NEW YORK NY, United States

The President and CEO of think-tank International Crisis Group, has warned the United Nations Security Council that without global action, “climate change could prove to be a slow-moving version of the current COVID-19 pandemic.”

Speaking at an informal (so-called “Arria”) session on climate and security risks 22 April, Robert Malley highlighted that climate change is already shaping conflict around the world and it will continue to do so. Malley called climate change an existential challenge that puts vulnerable populations at increasing risk. He also indicated that to deal with climate change and its impacts will require a more significant “robust action” than has been applied to date.

Malley referred to two broad categories to two categories of conflict. First are tensions within states arising from climate-related resource scarcity; these require domestic political responses that the UN may be able to support. Second are tensions between states over scarce resources – especially in the case of water – which require a diplomatic response that the UN may be able to facilitate.
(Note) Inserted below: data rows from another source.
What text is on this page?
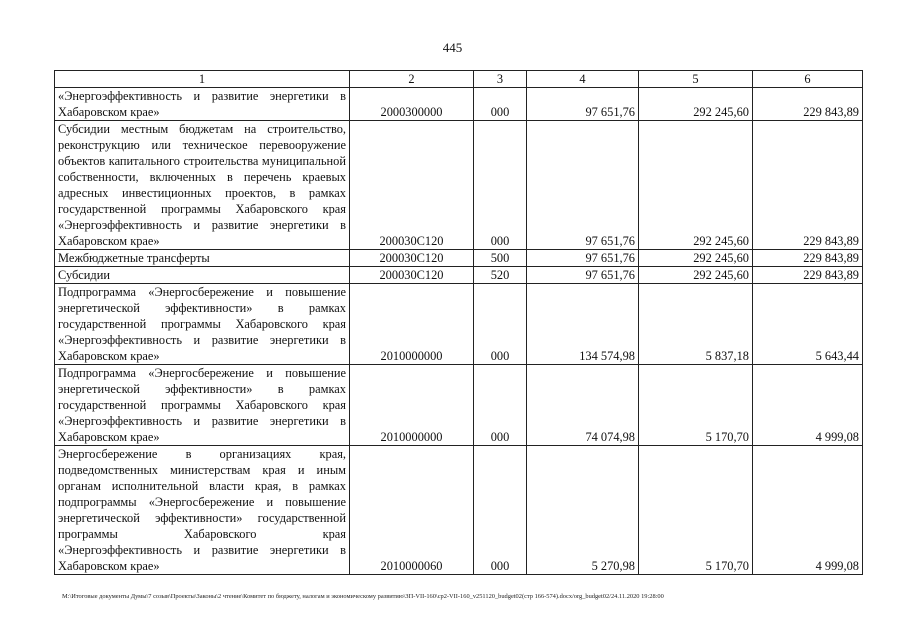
445
1	2	3	4	5	6
«Энергоэффективность и развитие энергетики в Хабаровском крае»	2000300000	000	97 651,76	292 245,60	229 843,89
Субсидии местным бюджетам на строительство, реконструкцию или техническое перевооружение объектов капитального строительства муниципальной собственности, включенных в перечень краевых адресных инвестиционных проектов, в рамках государственной программы Хабаровского края «Энергоэффективность и развитие энергетики в Хабаровском крае»	200030С120	000	97 651,76	292 245,60	229 843,89
Межбюджетные трансферты	200030С120	500	97 651,76	292 245,60	229 843,89
Субсидии	200030С120	520	97 651,76	292 245,60	229 843,89
Подпрограмма «Энергосбережение и повышение энергетической эффективности» в рамках государственной программы Хабаровского края «Энергоэффективность и развитие энергетики в Хабаровском крае»	2010000000	000	134 574,98	5 837,18	5 643,44
Подпрограмма «Энергосбережение и повышение энергетической эффективности» в рамках государственной программы Хабаровского края «Энергоэффективность и развитие энергетики в Хабаровском крае»	2010000000	000	74 074,98	5 170,70	4 999,08
Энергосбережение в организациях края, подведомственных министерствам края и иным органам исполнительной власти края, в рамках подпрограммы «Энергосбережение и повышение энергетической эффективности» государственной программы Хабаровского края «Энергоэффективность и развитие энергетики в Хабаровском крае»	2010000060	000	5 270,98	5 170,70	4 999,08
M:\Итоговые документы Думы\7 созыв\Проекты\Законы\2 чтение\Комитет по бюджету, налогам и экономическому развитию\ЗП-VII-160\ср2-VII-160_v251120_budget02(стр 166-574).docx/org_budget02/24.11.2020 19:28:00
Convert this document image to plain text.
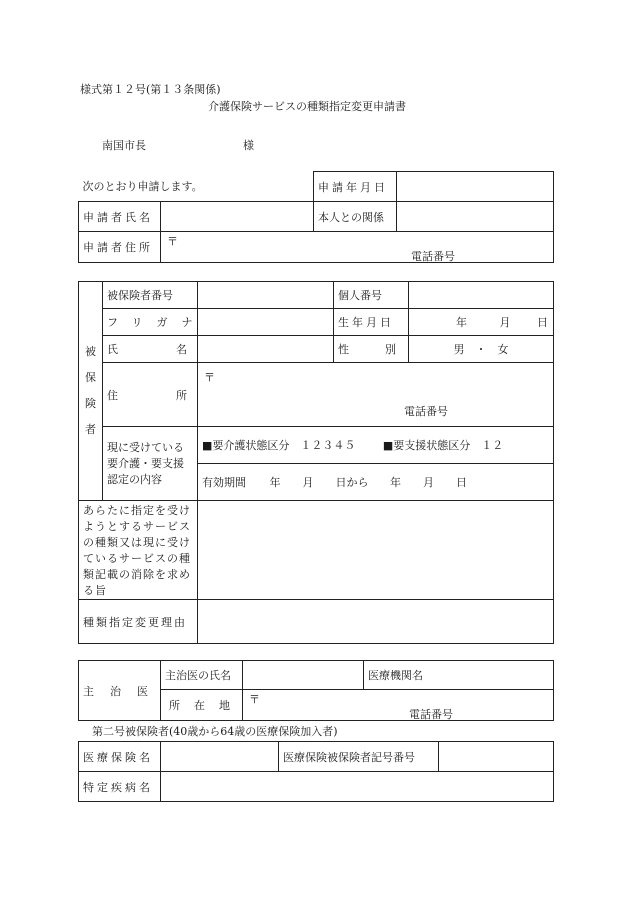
様式第１２号(第１３条関係)
介護保険サービスの種類指定変更申請書
南国市長	様
次のとおり申請します。		申請年月日	
申請者氏名		本人との関係	
申請者住所	〒
電話番号		
被保険者	被保険者番号		個人番号	

	フリガナ		生年月日	年 月 日
	氏名		性別	男　・　女
	住所	〒
電話番号		

	現に受けている要介護・要支援認定の内容	■要介護状態区分　１２３４５ ■要支援状態区分　１２		
		有効期間 年　　月　　日から 年　　月　　日		
あらたに指定を受けようとするサービスの種類又は現に受けているサービスの種類記載の消除を求める旨				
種類指定変更理由				
主治医	主治医の氏名		医療機関名
	所在地	〒
電話番号	
第二号被保険者(40歳から64歳の医療保険加入者)
医療保険名		医療保険被保険者記号番号	
特定疾病名			
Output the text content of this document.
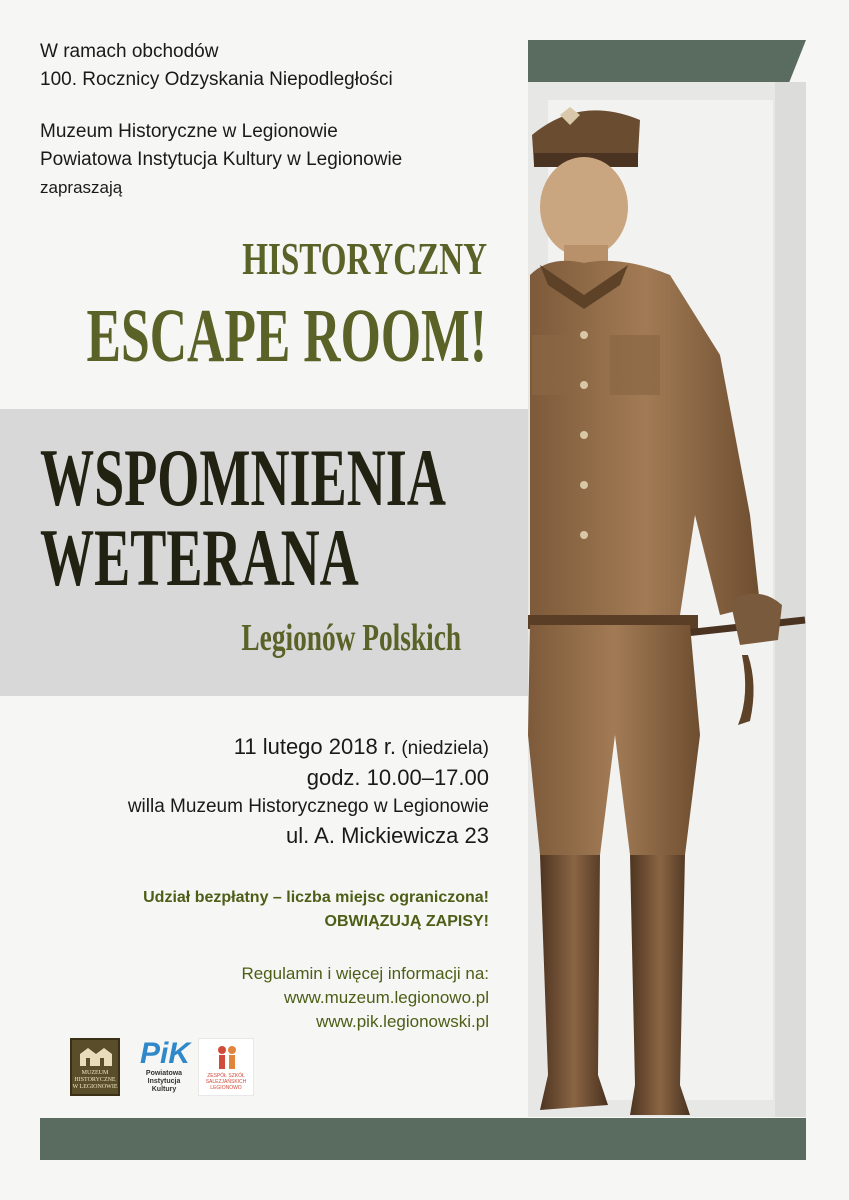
W ramach obchodów
100. Rocznicy Odzyskania Niepodległości
Muzeum Historyczne w Legionowie
Powiatowa Instytucja Kultury w Legionowie
zapraszają
HISTORYCZNY
ESCAPE ROOM!
WSPOMNIENIA
WETERANA
Legionów Polskich
11 lutego 2018 r. (niedziela)
godz. 10.00–17.00
willa Muzeum Historycznego w Legionowie
ul. A. Mickiewicza 23
Udział bezpłatny – liczba miejsc ograniczona!
OBWIĄZUJĄ ZAPISY!
Regulamin i więcej informacji na:
www.muzeum.legionowo.pl
www.pik.legionowski.pl
MUZEUM HISTORYCZNE W LEGIONOWIE
PiK
Powiatowa Instytucja Kultury
ZESPÓŁ SZKÓŁ SALEZJAŃSKICH LEGIONOWO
Malley underscored that there is considerable consensus that climate change can cause water scarcity and increase food insecurity and resource competition. This cycle disrupts livelihoods and spurs migration, both intra- and inter-statal. This pattern, in turn, plays a role in shaping conflicts: clashes over resources, discrediting central states, or bolstering the appeal of non-state armed groups and facilitating their recruitment drives.
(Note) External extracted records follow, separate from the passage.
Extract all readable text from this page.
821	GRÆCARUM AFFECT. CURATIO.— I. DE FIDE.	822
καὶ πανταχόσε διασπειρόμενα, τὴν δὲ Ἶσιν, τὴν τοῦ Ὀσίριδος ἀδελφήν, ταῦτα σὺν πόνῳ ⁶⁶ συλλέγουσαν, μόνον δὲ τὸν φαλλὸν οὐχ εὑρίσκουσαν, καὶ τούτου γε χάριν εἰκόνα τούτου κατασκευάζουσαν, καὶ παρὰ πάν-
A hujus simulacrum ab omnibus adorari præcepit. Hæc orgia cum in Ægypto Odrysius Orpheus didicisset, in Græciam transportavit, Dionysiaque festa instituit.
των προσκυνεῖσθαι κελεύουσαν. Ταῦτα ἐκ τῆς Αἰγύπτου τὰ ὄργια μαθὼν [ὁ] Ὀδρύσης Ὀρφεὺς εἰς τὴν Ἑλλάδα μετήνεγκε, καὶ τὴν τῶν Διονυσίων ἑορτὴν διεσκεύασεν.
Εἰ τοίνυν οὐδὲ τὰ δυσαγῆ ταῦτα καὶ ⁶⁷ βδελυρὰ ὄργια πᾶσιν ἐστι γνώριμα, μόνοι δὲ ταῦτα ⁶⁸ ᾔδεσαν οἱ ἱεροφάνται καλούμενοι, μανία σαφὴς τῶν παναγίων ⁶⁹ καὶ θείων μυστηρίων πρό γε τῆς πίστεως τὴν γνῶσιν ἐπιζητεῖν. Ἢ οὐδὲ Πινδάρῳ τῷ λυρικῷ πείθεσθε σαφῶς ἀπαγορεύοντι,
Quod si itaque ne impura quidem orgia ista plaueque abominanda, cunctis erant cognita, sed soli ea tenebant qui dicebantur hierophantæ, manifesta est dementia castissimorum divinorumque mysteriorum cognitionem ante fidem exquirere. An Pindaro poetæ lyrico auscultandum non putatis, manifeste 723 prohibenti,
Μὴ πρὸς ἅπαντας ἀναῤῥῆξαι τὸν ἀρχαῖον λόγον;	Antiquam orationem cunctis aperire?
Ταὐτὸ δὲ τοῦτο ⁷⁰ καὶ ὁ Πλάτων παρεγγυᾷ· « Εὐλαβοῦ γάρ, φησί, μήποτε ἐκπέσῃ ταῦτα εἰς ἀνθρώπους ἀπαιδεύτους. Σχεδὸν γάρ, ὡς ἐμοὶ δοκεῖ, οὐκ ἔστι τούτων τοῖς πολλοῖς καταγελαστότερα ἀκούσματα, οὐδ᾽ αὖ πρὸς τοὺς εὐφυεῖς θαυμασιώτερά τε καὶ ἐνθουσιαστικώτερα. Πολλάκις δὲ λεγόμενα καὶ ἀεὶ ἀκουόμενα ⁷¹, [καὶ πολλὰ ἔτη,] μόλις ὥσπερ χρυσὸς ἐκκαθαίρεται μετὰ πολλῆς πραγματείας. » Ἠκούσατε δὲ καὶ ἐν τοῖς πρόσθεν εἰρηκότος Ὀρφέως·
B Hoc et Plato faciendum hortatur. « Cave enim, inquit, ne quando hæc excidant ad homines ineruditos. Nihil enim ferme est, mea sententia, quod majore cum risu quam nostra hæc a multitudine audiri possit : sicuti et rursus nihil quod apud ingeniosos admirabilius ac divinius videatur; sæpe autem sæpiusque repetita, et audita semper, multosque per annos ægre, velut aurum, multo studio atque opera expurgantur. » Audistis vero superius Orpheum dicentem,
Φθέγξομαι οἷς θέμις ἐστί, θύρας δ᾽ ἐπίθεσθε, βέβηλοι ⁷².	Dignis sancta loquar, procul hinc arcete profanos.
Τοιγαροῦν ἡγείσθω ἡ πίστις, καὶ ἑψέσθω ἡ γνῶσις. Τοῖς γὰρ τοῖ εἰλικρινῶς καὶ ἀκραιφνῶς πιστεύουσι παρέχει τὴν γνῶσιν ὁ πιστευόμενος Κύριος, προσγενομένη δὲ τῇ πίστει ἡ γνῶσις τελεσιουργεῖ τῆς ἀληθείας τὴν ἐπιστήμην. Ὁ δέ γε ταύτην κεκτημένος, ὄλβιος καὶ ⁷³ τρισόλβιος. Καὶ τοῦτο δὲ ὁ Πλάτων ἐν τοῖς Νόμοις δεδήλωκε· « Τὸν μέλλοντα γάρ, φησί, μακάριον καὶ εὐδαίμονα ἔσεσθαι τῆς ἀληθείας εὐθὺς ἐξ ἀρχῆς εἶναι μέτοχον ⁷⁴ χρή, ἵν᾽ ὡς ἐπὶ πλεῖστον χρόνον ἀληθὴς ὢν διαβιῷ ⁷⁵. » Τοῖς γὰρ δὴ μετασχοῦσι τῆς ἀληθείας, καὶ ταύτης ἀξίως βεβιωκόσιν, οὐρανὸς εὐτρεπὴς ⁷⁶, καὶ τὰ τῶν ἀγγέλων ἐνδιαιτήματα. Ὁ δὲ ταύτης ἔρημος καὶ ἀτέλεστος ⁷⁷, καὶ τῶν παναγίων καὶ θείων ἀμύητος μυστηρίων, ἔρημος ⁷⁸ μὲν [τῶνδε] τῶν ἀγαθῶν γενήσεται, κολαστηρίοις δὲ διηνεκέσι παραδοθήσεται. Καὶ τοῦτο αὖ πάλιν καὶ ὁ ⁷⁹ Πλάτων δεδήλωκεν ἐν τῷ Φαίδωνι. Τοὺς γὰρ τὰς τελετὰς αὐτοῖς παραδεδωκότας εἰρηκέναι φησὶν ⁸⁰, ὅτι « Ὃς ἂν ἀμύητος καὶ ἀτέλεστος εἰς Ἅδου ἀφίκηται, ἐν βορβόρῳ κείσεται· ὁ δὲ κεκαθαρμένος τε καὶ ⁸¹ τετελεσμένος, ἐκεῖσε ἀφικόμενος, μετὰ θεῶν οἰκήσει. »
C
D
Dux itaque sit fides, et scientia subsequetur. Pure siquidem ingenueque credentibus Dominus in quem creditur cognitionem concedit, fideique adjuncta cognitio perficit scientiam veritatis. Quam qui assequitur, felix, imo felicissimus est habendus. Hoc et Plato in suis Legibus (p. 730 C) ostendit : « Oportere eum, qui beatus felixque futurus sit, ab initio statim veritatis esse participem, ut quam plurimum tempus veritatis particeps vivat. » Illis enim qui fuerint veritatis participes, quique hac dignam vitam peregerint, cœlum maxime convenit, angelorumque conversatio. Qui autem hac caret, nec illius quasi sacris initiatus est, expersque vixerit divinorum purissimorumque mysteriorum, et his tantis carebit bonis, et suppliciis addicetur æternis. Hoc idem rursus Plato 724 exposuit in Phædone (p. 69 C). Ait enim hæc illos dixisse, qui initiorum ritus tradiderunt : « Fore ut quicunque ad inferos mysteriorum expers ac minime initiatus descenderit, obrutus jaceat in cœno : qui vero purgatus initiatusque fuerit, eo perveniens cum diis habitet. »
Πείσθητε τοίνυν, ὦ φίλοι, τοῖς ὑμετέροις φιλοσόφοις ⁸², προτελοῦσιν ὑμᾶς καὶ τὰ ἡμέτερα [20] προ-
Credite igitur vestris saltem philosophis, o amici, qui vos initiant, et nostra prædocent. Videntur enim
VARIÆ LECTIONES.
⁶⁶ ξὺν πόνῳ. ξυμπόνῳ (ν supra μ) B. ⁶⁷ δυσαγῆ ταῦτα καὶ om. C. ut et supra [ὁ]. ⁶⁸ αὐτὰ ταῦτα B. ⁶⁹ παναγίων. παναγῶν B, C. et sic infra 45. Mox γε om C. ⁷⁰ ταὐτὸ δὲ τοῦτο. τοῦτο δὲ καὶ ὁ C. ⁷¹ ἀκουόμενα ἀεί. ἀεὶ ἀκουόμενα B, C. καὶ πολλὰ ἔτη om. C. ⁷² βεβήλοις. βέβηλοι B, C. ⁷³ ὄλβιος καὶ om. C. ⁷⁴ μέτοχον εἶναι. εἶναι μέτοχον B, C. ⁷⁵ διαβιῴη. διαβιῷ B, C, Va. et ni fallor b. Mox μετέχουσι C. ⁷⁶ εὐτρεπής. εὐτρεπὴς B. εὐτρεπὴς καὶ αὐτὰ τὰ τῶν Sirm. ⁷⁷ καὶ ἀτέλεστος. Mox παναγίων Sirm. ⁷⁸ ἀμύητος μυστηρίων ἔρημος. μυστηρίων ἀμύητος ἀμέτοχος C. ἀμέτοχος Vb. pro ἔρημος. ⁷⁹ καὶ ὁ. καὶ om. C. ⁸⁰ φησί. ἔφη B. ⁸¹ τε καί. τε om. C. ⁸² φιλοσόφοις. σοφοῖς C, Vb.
“In some situations, small variations in climate can contribute to significant increases in violent conflict; in others, large variations in climate will not.” Malley claims that the difference rests with the ability of the authorities to deal with the problems: “how equitably and effectively they allocate and distribute resources; how inclusive and accountable they are; whether there are good inter-community mediation mechanisms or not.” Malley also noted that political instability can contribute to climate change.

The address suggested that field-based experience and granular political analysis combined with climate expertise could produce effective conflict prevention outcomes. Malley cited examples of inter-state climate-related water resource scarcity and intra-state resource scarcity where UN support could possibly affect a positive outcome for both parties involved.

Malley suggested that the time to assess climate risks needs to be shortened. Further, geographies where climate risks intersect with fragile political constructs need to be prioritised with respect to any third-party support to be offered.

The Crisis Group, at the moment, is using COVID-19 response as an indicator of climate response: the places where the global health challenge intersects with political conditions that could give rise to new crises or exacerbate existing ones.

He concluded: “But there is one overriding political message we should take from COVID-19, which is that without prompt global, collective action, climate change could prove to be the slow-moving version of the coronavirus outbreak, reshaping economic, political and security conditions around the world.”